Another significant case was that of Thomas Andrews Drake, administrator turned whistleblower, who disenchanted with the direction and the financial waste he witnessed on the ill-fated "Trailblazer" program while the NSA scaled-up in the mid-00s, took the case public and was prosecuted under the Espionage Act, recounted in Is Thomas Drake an enemy of the state?
Defended by fellow kossack Jesselyn Radack, charges were eventually dropped when it was demonstrated the information disclosed by Drake was, in fact, in the public domain as it had been released before in filings by the NSA. Drake has continued to speak out, most recently supporting Snowden in the article Snowden saw what I saw: surveillance criminally subverting the constitution. I can recommend Radack's recent diaries here.
So Where Does It Lead Us?
Does this information help to re-frame the picture? Can we distinguish between the dangers of massive data acquisition put to what future use we don't know and splitting hair about how exactly NSA gets data from Google or Facebook for analysis by PRISM (just an app, folks)?
Can the commentary by these whistleblowers help us to focus here? Does their direct approach to the implications for society ring some bells?
Living in a society less free than the USA, my personal comment is people need to get focused on where this can lead, the message it sends the world and the down-line implications.
This is not setting the example for the world to follow. Or as one Chinese critic recently put it, NSA surveillance: the US is behaving like China, only in a sense, I think it is worse because it is more secretive and less transparent than the heavy-handed censorship and surveillance we must tolerate daily and so severe criticized by Clinton and Obama is their infinite wisdom (ouch, but we can now say that without hesitation).
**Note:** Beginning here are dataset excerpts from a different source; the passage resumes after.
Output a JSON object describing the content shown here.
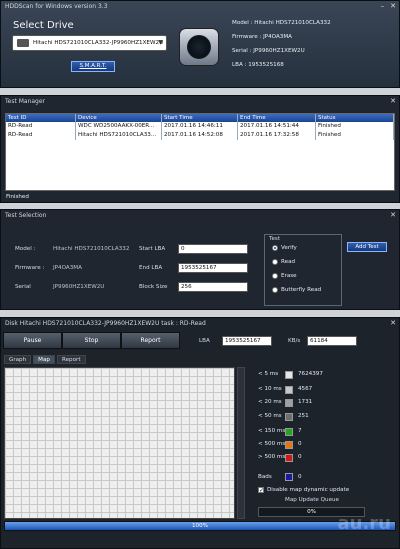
{
  "main": {
    "title": "HDDScan for Windows version 3.3",
    "select_drive": "Select Drive",
    "drive_value": "Hitachi HDS721010CLA332-JP9960HZ1XEW2U",
    "smart": "S.M.A.R.T.",
    "model": "Model : Hitachi HDS721010CLA332",
    "firmware": "Firmware : JP4OA3MA",
    "serial": "Serial : JP9960HZ1XEW2U",
    "lba": "LBA : 1953525168"
  },
  "test_manager": {
    "title": "Test Manager",
    "headers": [
      "Test ID",
      "Device",
      "Start Time",
      "End Time",
      "Status"
    ],
    "rows": [
      [
        "RD-Read",
        "WDC WD2500AAKX-00ER...",
        "2017.01.16 14:46:11",
        "2017.01.16 14:51:44",
        "Finished"
      ],
      [
        "RD-Read",
        "Hitachi HDS721010CLA33...",
        "2017.01.16 14:52:08",
        "2017.01.16 17:32:58",
        "Finished"
      ]
    ],
    "status": "Finished"
  },
  "test_selection": {
    "title": "Test Selection",
    "model_label": "Model :",
    "model_value": "Hitachi HDS721010CLA332",
    "firmware_label": "Firmware :",
    "firmware_value": "JP4OA3MA",
    "serial_label": "Serial",
    "serial_value": "JP9960HZ1XEW2U",
    "start_lba_label": "Start LBA",
    "start_lba": "0",
    "end_lba_label": "End LBA",
    "end_lba": "1953525167",
    "block_size_label": "Block Size",
    "block_size": "256",
    "test_group": "Test",
    "options": [
      "Verify",
      "Read",
      "Erase",
      "Butterfly Read"
    ],
    "selected": "Verify",
    "add_test": "Add Test"
  },
  "scan": {
    "title": "Disk Hitachi HDS721010CLA332-JP9960HZ1XEW2U  task : RD-Read",
    "pause": "Pause",
    "stop": "Stop",
    "report": "Report",
    "lba_label": "LBA",
    "lba_value": "1953525167",
    "kbs_label": "KB/s",
    "kbs_value": "61184",
    "tabs": [
      "Graph",
      "Map",
      "Report"
    ],
    "active_tab": "Map",
    "legend": [
      {
        "label": "< 5 ms",
        "count": "7624397",
        "color": "#e6e6e6"
      },
      {
        "label": "< 10 ms",
        "count": "4567",
        "color": "#c8c8c8"
      },
      {
        "label": "< 20 ms",
        "count": "1731",
        "color": "#a0a0a0"
      },
      {
        "label": "< 50 ms",
        "count": "251",
        "color": "#6e6e6e"
      },
      {
        "label": "< 150 ms",
        "count": "7",
        "color": "#22a622"
      },
      {
        "label": "< 500 ms",
        "count": "0",
        "color": "#e07a10"
      },
      {
        "label": "> 500 ms",
        "count": "0",
        "color": "#d01818"
      },
      {
        "label": "Bads",
        "count": "0",
        "color": "#1a1aa0"
      }
    ],
    "disable_map": "Disable map dynamic update",
    "queue_label": "Map Update Queue",
    "queue_value": "0%",
    "progress": "100%",
    "watermark": "au.ru"
  }
}
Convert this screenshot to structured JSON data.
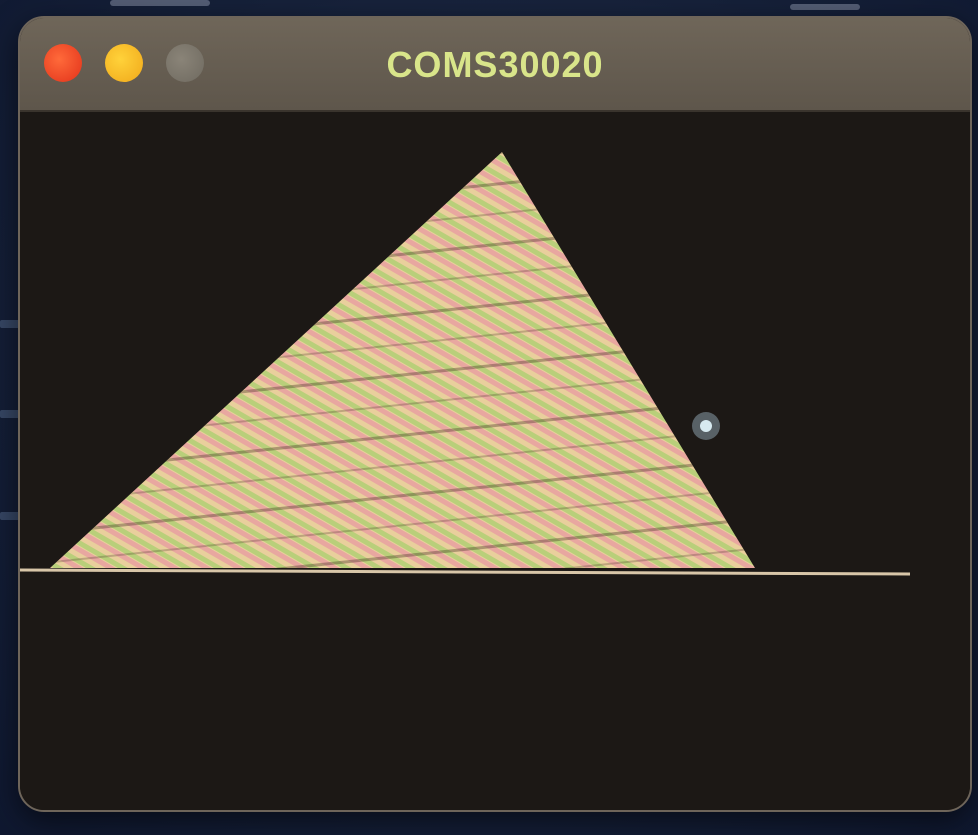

Make your own sense of this. Please.
I don't think the issue is Google this or Microsoft that.
It is what is being done in your name and done to your future, we are told for your safety. Do you buy that? Has the "right balance" been struck as Mr. Obama suggests?
How can you know that if you don't have the basic facts?
Thanks for reading & thinking.
Update 2013.06.17 CST 19:18
I just wanted to add a link to these excellent USA Today interviews with Binney, Drake, Wiebe and Radack discussing the Snowden disclosures.